A further reason for carrying out crosses is to study the linkage
relationships of genes. Such analyses may provide confirmation
that a mutation is chromosomally located and give important
evidence for or against allelism of independently isolated
mutations. Where a set of mutants with similar phenotypes have
been independently isolated, it will be necessary to cross them
with one another in order to determine the number of loci
involved. However, if the mutants have been isolated in the same
strain, they cannot be directly crossed with one another, and
preliminary crosses with other strains will be necessary to
produce recombinants carrying the mutant alleles with appropriate
matA, matB and fusA alleles. These strains can be used for both
linkage analysis and complementation tests.
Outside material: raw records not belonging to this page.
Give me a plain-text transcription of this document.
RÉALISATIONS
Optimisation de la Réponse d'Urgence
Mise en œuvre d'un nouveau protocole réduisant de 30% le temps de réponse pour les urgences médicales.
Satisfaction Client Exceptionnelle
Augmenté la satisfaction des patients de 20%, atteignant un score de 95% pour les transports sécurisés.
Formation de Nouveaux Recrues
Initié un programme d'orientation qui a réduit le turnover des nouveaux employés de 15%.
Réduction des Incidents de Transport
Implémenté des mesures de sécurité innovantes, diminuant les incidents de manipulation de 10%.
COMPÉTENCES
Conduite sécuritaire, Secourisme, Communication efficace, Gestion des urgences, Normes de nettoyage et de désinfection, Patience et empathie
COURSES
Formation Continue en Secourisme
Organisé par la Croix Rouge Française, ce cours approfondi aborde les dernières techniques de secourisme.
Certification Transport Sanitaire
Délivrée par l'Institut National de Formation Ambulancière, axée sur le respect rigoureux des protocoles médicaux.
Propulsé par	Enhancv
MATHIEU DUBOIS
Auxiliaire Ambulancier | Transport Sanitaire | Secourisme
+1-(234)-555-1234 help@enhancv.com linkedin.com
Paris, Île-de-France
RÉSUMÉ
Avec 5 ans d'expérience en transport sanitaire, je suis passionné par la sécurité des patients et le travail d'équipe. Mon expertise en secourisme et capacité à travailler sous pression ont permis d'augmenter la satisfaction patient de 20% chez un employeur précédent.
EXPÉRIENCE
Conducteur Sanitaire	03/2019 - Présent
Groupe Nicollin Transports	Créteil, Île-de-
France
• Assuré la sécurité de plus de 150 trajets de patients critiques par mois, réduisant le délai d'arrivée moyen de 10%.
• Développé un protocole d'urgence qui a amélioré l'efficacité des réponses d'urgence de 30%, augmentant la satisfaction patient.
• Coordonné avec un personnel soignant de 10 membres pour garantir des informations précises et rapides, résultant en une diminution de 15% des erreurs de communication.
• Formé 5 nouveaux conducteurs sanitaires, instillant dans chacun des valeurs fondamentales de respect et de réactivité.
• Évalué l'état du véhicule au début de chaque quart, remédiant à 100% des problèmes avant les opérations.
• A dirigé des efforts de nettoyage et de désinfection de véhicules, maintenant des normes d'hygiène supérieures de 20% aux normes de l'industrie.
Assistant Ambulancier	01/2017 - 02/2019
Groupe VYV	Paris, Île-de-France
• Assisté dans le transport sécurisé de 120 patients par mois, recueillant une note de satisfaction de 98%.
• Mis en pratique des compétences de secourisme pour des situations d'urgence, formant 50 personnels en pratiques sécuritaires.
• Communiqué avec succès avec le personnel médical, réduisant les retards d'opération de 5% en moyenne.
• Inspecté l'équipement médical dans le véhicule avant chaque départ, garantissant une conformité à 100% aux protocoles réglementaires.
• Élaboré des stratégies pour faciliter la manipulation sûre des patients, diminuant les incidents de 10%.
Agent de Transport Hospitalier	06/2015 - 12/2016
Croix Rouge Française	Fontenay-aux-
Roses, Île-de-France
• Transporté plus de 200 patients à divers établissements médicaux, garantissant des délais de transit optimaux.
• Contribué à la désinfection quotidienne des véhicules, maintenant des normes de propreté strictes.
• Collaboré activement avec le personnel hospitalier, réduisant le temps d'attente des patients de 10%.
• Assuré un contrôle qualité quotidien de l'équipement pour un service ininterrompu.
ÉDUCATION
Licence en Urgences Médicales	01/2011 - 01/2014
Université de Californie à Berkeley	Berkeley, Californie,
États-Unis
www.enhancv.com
It is important to realise that a detailed genetic map showing
all linkage groups is not available for Physarum;  since the
haploid chromosome complement is approximately 40 (Mohberg,
1977), and since relatively few markers are available, there has
been little point in expending effort on the construction of such
a map. Molecular techniques, such as analysis of restriction
fragment length polymorphisms (RFLPs) or pulsed-field gel-
electrophoresis, may ultimately provide the route to a linkage
map. Linkage analysis based upon RFLPs has already been of value
in the correlation of benzimidazole-resistance loci with -
tubulin genes (Burland, 1986).

Dominance and complementation tests

Where more than one mutant has been isolated with a similar
phenotype, tests of complementation may be used to determine
whether the mutations affect the same function. For mutations
expressed in plasmodia, these tests can be carried out by
crossing mutant amoebal strains carrying appropriate combinations
of matA, matB and fusA (see previous section). Alternatively,
haploid mutant plasmodia may be fused to generate a heterokaryon;
this will only be possible if the plasmodia are of identical
fusion phenotype. For mutations expressed only at the amoebal
stage, it is necessary to construct diploid, heterozygous amoebae
for complementation tests. Such amoebae can be isolated by
setting up amoebal mixtures in which the strains carry different
alleles of matB (and usually also matC) but the same allele of
matA.  The amoebae in such mixtures are able to fuse efficiently
to form fusion cells, which do not develop into plasmodia because
they are homoallelic for matA. In some of these fusion cells,
nuclear fusion occurs to generate diploid cells which proliferate
as amoebae. Other markers can be incorporated into the strains to
facilitate the identification of these diploids (Anderson &
Youngman, 1985; Anderson et al, 1989).

Methods similar to those used for complementation analysis can be
used to determine whether a mutation is recessive or dominant to
wild type.  For example, diploid amoebae heterozygous for axe
genes were unable to grow in axenic medium, showing that at least
one of the axe mutations is recessive (Dee et al., 1989).